The Set-Up (1949)
Directed by Robert Wise
RKO Radio Pictures
My favorite sports movies are all boxing movies. Body and Soul (1947), The Harder They Fall (1956), Rocky (1976), Rocky II (1979), Raging Bull (1980), When We Were Kings (1996). The list goes on and on.
I love watching boxing, which is one reason I love movies about it, but that’s not the only reason I love boxing movies.
Boxing is an individual sport that lends itself well to film drama. Most of the movies about team sports that I like are comedies — The Longest Yard (1974), Slap Shot (1977), Major League (1989). That’s not to say there aren’t good dramas about team sports. There are plenty, like Hoosiers (1986), Eight Men Out (1988), and Friday Night Lights (2004), but there’s something about one fighter facing another in the ring that makes for a great drama.

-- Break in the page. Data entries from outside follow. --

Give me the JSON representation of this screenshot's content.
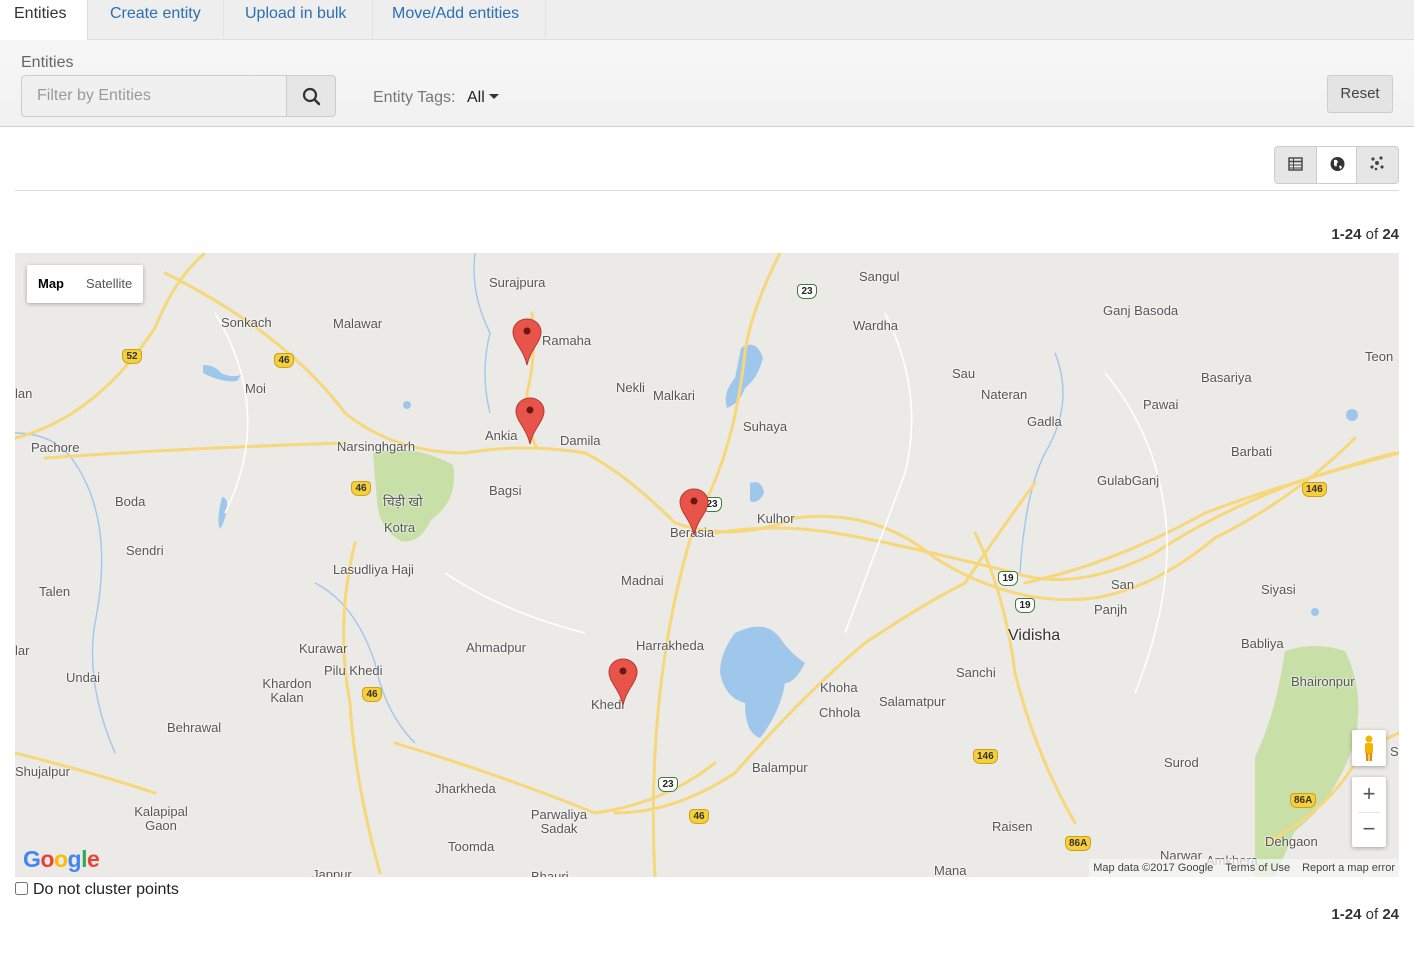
{
  "tabs": [
    {
      "label": "Entities",
      "active": true
    },
    {
      "label": "Create entity",
      "active": false
    },
    {
      "label": "Upload in bulk",
      "active": false
    },
    {
      "label": "Move/Add entities",
      "active": false
    }
  ],
  "filter": {
    "label": "Entities",
    "placeholder": "Filter by Entities",
    "search_icon": "search-icon",
    "tags_label": "Entity Tags:",
    "tags_value": "All",
    "reset_label": "Reset"
  },
  "view_toggle": {
    "options": [
      "table-icon",
      "globe-icon",
      "scatter-icon"
    ],
    "selected": "globe-icon"
  },
  "pagination": {
    "start": "1-24",
    "of_label": "of",
    "total": "24"
  },
  "map": {
    "type_options": [
      "Map",
      "Satellite"
    ],
    "selected_type": "Map",
    "places": [
      "Surajpura",
      "Sangul",
      "Sonkach",
      "Malawar",
      "Ramaha",
      "Wardha",
      "Ganj Basoda",
      "Teon",
      "Moi",
      "Sau",
      "Basariya",
      "lan",
      "Nekli",
      "Malkari",
      "Nateran",
      "Pawai",
      "Ankia",
      "Damila",
      "Gadla",
      "Pachore",
      "Narsinghgarh",
      "Suhaya",
      "Barbati",
      "GulabGanj",
      "Bagsi",
      "Boda",
      "चिड़ी खो",
      "Kulhor",
      "Kotra",
      "Berasia",
      "Sendri",
      "Lasudliya Haji",
      "Madnai",
      "San",
      "Siyasi",
      "Talen",
      "Panjh",
      "Vidisha",
      "Harrakheda",
      "lar",
      "Kurawar",
      "Ahmadpur",
      "Babliya",
      "Pilu Khedi",
      "Sanchi",
      "Undai",
      "Khardon Kalan",
      "Khoha",
      "Bhaironpur",
      "Khedi",
      "Salamatpur",
      "Chhola",
      "Behrawal",
      "Surod",
      "Balampur",
      "Sa",
      "Shujalpur",
      "Jharkheda",
      "Kalapipal Gaon",
      "Raisen",
      "Parwaliya Sadak",
      "Dehgaon",
      "Toomda",
      "Narwar",
      "Amkhera",
      "Mana",
      "Jappur",
      "Bhauri"
    ],
    "highway_shields": [
      "23",
      "52",
      "46",
      "46",
      "23",
      "146",
      "19",
      "19",
      "46",
      "146",
      "23",
      "46",
      "86A",
      "86A"
    ],
    "markers": [
      "Ramaha",
      "Ankia",
      "Berasia",
      "Khedi"
    ],
    "attribution": "Map data ©2017 Google",
    "terms_label": "Terms of Use",
    "report_label": "Report a map error",
    "logo_text": "Google",
    "zoom_in_label": "+",
    "zoom_out_label": "−"
  },
  "cluster_checkbox": {
    "label": "Do not cluster points",
    "checked": false
  },
  "colors": {
    "link": "#2a6fb0",
    "marker": "#e8534a",
    "road": "#f6d77a",
    "forest": "#c8dfa8",
    "water": "#9fc7ec"
  }
}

And the brutality and widespread corruption of the boxing world makes for great film noirs.
The Set-Up is based on Joseph Moncure March’s long, narrative poem of the same name, which was written in 1928. (March’s other enduring work is the narrative poem The Wild Party, also written in 1928, which was republished in 1994 with illustrations by Art Spiegelman.)

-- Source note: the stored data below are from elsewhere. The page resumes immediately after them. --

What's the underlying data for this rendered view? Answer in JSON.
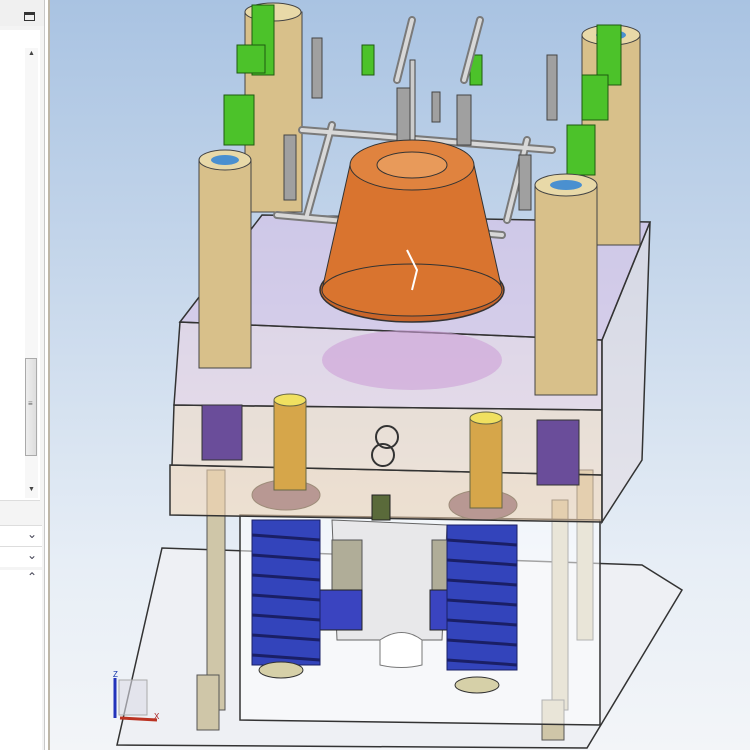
{
  "left_panel": {
    "sections": [
      {
        "icon": "chevron-down-icon",
        "glyph": "⌄"
      },
      {
        "icon": "chevron-down-icon",
        "glyph": "⌄"
      },
      {
        "icon": "chevron-up-icon",
        "glyph": "⌃"
      }
    ]
  },
  "viewport": {
    "triad": {
      "z_label": "Z",
      "x_label": "X"
    },
    "colors": {
      "background_top": "#a9c3e2",
      "pot": "#d9742f",
      "pillar": "#d8c08a",
      "spring": "#3344bb",
      "green_part": "#4cc22a",
      "rod": "#b8b8b8"
    }
  }
}
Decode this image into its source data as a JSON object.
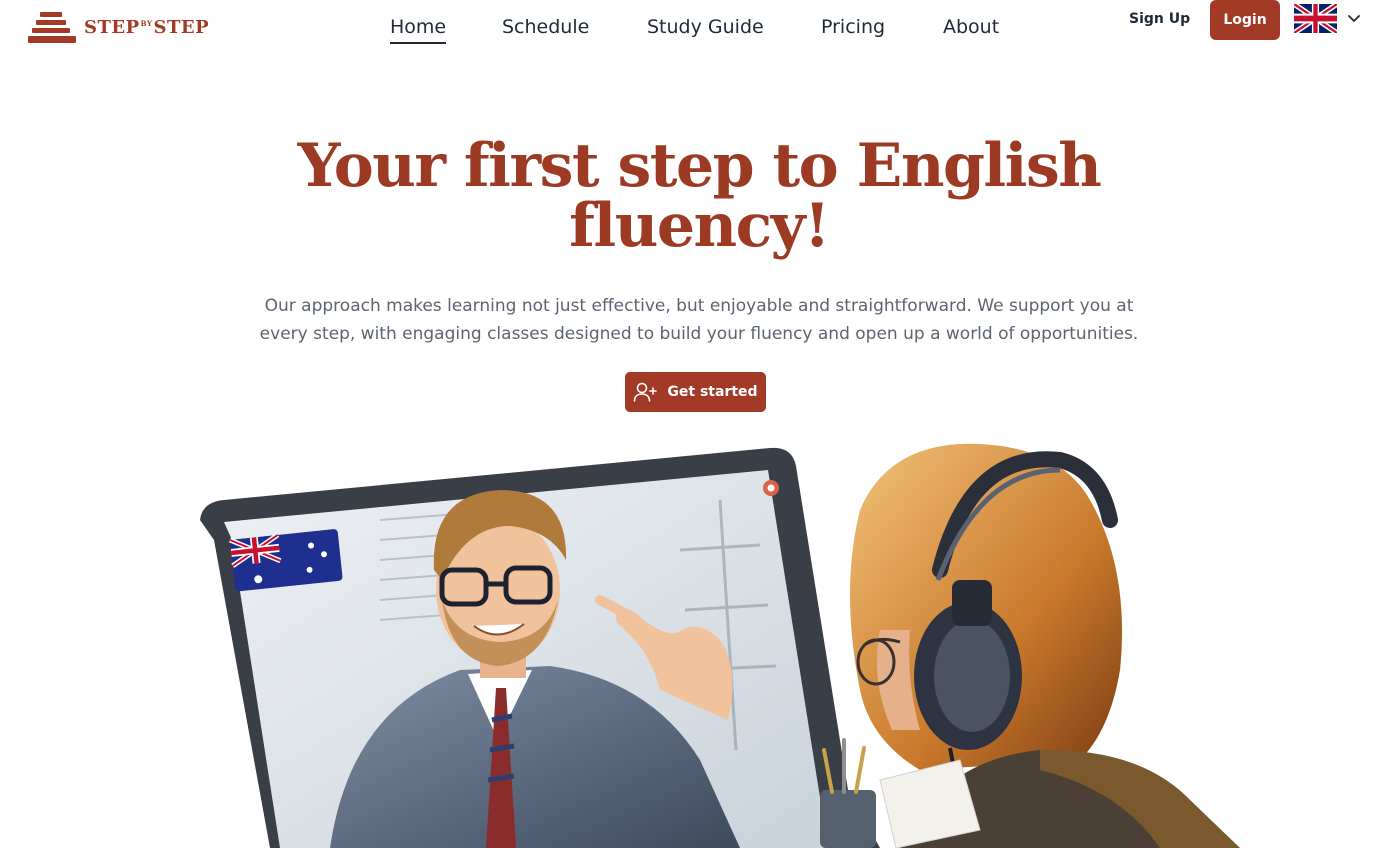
{
  "brand": {
    "name_part1": "STEP",
    "name_by": "BY",
    "name_part2": "STEP",
    "color": "#a33a26"
  },
  "nav": {
    "items": [
      {
        "label": "Home",
        "active": true
      },
      {
        "label": "Schedule",
        "active": false
      },
      {
        "label": "Study Guide",
        "active": false
      },
      {
        "label": "Pricing",
        "active": false
      },
      {
        "label": "About",
        "active": false
      }
    ]
  },
  "auth": {
    "signup_label": "Sign Up",
    "login_label": "Login"
  },
  "language": {
    "flag_icon": "uk-flag-icon",
    "dropdown_icon": "chevron-down-icon"
  },
  "hero": {
    "title_line1": "Your first step to English",
    "title_line2": "fluency!",
    "subtitle": "Our approach makes learning not just effective, but enjoyable and straightforward. We support you at every step, with engaging classes designed to build your fluency and open up a world of opportunities.",
    "cta_label": "Get started",
    "cta_icon": "user-plus-icon"
  },
  "colors": {
    "accent": "#a33a26",
    "title": "#9c3a24",
    "text": "#1f2937",
    "muted": "#5b6470"
  }
}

March’s The Set-Up is a masterpiece of hard-boiled writing, and especially impressive considering that it’s written in verse.
Pansy had the stuff, but his skin was brown
And he never got a chance at the middleweight crown.
Mean as a panther,
Crafty as a fox,
He could hit like a mule,
And he knew how to box.
A dark-skinned jinx
With eyes like a lynx,
A heart like a lion,
And a face like the Sphinx:
Battered, flat, massive:
Grim,
Always impassive.
The film version is only loosely based on March’s poem. Significantly, it sidesteps the racial angle by casting a white actor, Robert Ryan, in the lead. It also renames its pugilist protagonist “Stoker.”

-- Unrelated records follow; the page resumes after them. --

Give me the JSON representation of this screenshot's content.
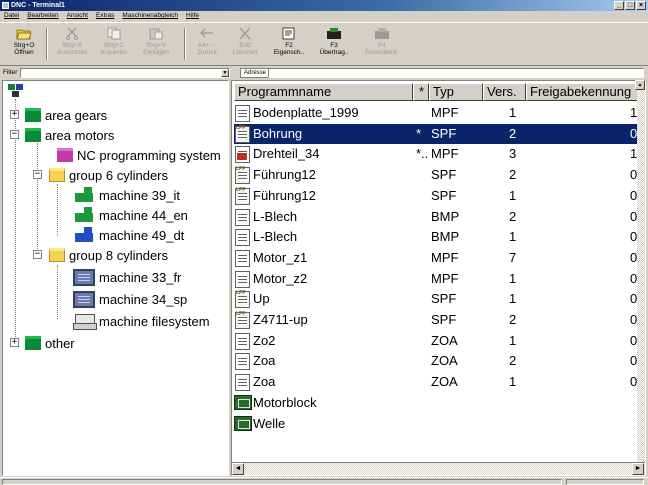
{
  "window": {
    "title": "DNC - Terminal1",
    "controls": [
      "_",
      "□",
      "×"
    ]
  },
  "menu": [
    "Datei",
    "Bearbeiten",
    "Ansicht",
    "Extras",
    "Maschinenabgleich",
    "Hilfe"
  ],
  "toolbar": {
    "buttons": [
      {
        "label1": "Strg+O",
        "label2": "Öffnen",
        "icon": "open-folder-icon",
        "enabled": true
      },
      {
        "label1": "Strg+X",
        "label2": "Ausschnei",
        "icon": "cut-icon",
        "enabled": false
      },
      {
        "label1": "Strg+C",
        "label2": "Kopieren",
        "icon": "copy-icon",
        "enabled": false
      },
      {
        "label1": "Strg+V",
        "label2": "Einfügen",
        "icon": "paste-icon",
        "enabled": false
      },
      {
        "label1": "Alt+←",
        "label2": "Zurück",
        "icon": "back-arrow-icon",
        "enabled": false
      },
      {
        "label1": "Entf",
        "label2": "Löschen",
        "icon": "delete-icon",
        "enabled": false
      },
      {
        "label1": "F2",
        "label2": "Eigensch..",
        "icon": "properties-icon",
        "enabled": true
      },
      {
        "label1": "F3",
        "label2": "Übertrag..",
        "icon": "transfer-icon",
        "enabled": true
      },
      {
        "label1": "F4",
        "label2": "Rückübertr.",
        "icon": "return-transfer-icon",
        "enabled": false
      }
    ]
  },
  "filter": {
    "label": "Filter",
    "value": ""
  },
  "address": {
    "label": "Adresse",
    "value": ""
  },
  "tree": {
    "nodes": [
      {
        "label": "area gears",
        "expander": "+",
        "icon": "green-folder-icon"
      },
      {
        "label": "area motors",
        "expander": "−",
        "icon": "green-folder-icon"
      },
      {
        "label": "NC programming system",
        "icon": "purple-folder-icon"
      },
      {
        "label": "group 6 cylinders",
        "expander": "−",
        "icon": "yellow-folder-icon"
      },
      {
        "label": "machine 39_it",
        "icon": "green-machine-icon"
      },
      {
        "label": "machine 44_en",
        "icon": "green-machine-icon"
      },
      {
        "label": "machine 49_dt",
        "icon": "blue-machine-icon"
      },
      {
        "label": "group 8 cylinders",
        "expander": "−",
        "icon": "yellow-folder-icon"
      },
      {
        "label": "machine 33_fr",
        "icon": "screen-icon"
      },
      {
        "label": "machine 34_sp",
        "icon": "screen-icon"
      },
      {
        "label": "machine filesystem",
        "icon": "filesystem-icon"
      },
      {
        "label": "other",
        "expander": "+",
        "icon": "green-folder-icon"
      }
    ]
  },
  "list": {
    "columns": [
      "Programmname",
      "*",
      "Typ",
      "Vers.",
      "Freigabekennung"
    ],
    "rows": [
      {
        "name": "Bodenplatte_1999",
        "flag": "",
        "type": "MPF",
        "version": "1",
        "release": "1",
        "icon": "document-icon"
      },
      {
        "name": "Bohrung",
        "flag": "*",
        "type": "SPF",
        "version": "2",
        "release": "0",
        "icon": "program-file-icon"
      },
      {
        "name": "Drehteil_34",
        "flag": "*..",
        "type": "MPF",
        "version": "3",
        "release": "1",
        "icon": "drilling-file-icon"
      },
      {
        "name": "Führung12",
        "flag": "",
        "type": "SPF",
        "version": "2",
        "release": "0",
        "icon": "program-file-icon"
      },
      {
        "name": "Führung12",
        "flag": "",
        "type": "SPF",
        "version": "1",
        "release": "0",
        "icon": "program-file-icon"
      },
      {
        "name": "L-Blech",
        "flag": "",
        "type": "BMP",
        "version": "2",
        "release": "0",
        "icon": "document-icon"
      },
      {
        "name": "L-Blech",
        "flag": "",
        "type": "BMP",
        "version": "1",
        "release": "0",
        "icon": "document-icon"
      },
      {
        "name": "Motor_z1",
        "flag": "",
        "type": "MPF",
        "version": "7",
        "release": "0",
        "icon": "document-icon"
      },
      {
        "name": "Motor_z2",
        "flag": "",
        "type": "MPF",
        "version": "1",
        "release": "0",
        "icon": "document-icon"
      },
      {
        "name": "Up",
        "flag": "",
        "type": "SPF",
        "version": "1",
        "release": "0",
        "icon": "program-file-icon"
      },
      {
        "name": "Z4711-up",
        "flag": "",
        "type": "SPF",
        "version": "2",
        "release": "0",
        "icon": "program-file-icon"
      },
      {
        "name": "Zo2",
        "flag": "",
        "type": "ZOA",
        "version": "1",
        "release": "0",
        "icon": "document-icon"
      },
      {
        "name": "Zoa",
        "flag": "",
        "type": "ZOA",
        "version": "2",
        "release": "0",
        "icon": "document-icon"
      },
      {
        "name": "Zoa",
        "flag": "",
        "type": "ZOA",
        "version": "1",
        "release": "0",
        "icon": "document-icon"
      },
      {
        "name": "Motorblock",
        "flag": "",
        "type": "",
        "version": "",
        "release": "",
        "icon": "block-folder-icon"
      },
      {
        "name": "Welle",
        "flag": "",
        "type": "",
        "version": "",
        "release": "",
        "icon": "block-folder-icon"
      }
    ],
    "selected_index": 1
  },
  "colors": {
    "selection": "#0a246a",
    "title_bar": "#0a246a",
    "folder_green": "#0a8a38"
  }
}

Judged solely on its own merits, however, The Set-Up is a great film. It’s one of the great noirs, as well as one of the best films about boxing ever made. It’s lean and mean — just 72 minutes long — and unfolds more or less in real time.
Bill “Stoker” Thompson (Ryan) is gearing up to face a 23-year-old opponent in the ring. Stoker is 35 years old, which in his business makes him an old man. (John Garfield’s character in Body and Soul was also facing his own mortality as a boxer at the age of 35.)
Stoker’s wife, Julie (Audrey Totter), wants him to retire. His days as a fully functioning human being are numbered if he keeps fighting for measly purses and absorbing massive amounts of punishment in the process.
Stoker tries to reassure her, but his eyes tell their own story a little later in the film as he watches a punchy fighter repeat himself for the dozenth time before leaving the locker room for his fight. Gus, a trainer played by Wallace Ford, shakes his head and says, “I guess you can only stop so many.”
The boxing milieu depicted in The Set-Up is exceptionally sleazy. The arena where Stoker faces his opponent, Tiger Nelson (Hal Fieberling), advertises “Boxing Wednesdays, Wrestling Fridays,” and is located in Paradise City, a low-rent strip of arcades, dance halls, and chop suey joints.
Worst of all, Stoker’s manager, Tiny (George Tobias), has arranged with local hoods for Stoker to take a dive without telling Stoker about his plan. He’s that certain his man will lose.
Robert Wise’s direction is tight and unpretentious. His cinematographer, Milton R. Krasner, lenses some of the most starkly beautiful black & white images ever captured on film. There’s a scene early in the film where Stoker walks across the street from his rented room toward the arena with his bag in his hand. He moves straight toward the camera, and he looks like the archetype of every lonely hero who has faced a tragic fate without blinking.
Robert Ryan is key to the film’s authenticity. The 6’4″ actor was on the boxing team at Dartmouth College and had a 5-0 win-loss record, with 3 KOs. He continued to box while serving in the Marine Corps.
The Set-Up is a brutal, violent film, but despite its real-time plot that uncoils with ruthless efficiency, there are still quiet and reflective moments, like the sequence in which Audrey Totter walks the streets of Paradise City through a gauntlet of drunks and mashers. She eventually winds up on a bridge over a highway and slowly rips up her ticket to the fight and watches the scraps float down as a streetcar rumbles by.
Robert Wise had a long and interesting career in Hollywood. While The Set-Up will never be a crowd-pleaser like West Side Story (1961) or a family favorite like The Sound of Music (1965), it’s still one of Wise’s best films, and one of the all-time great noirs.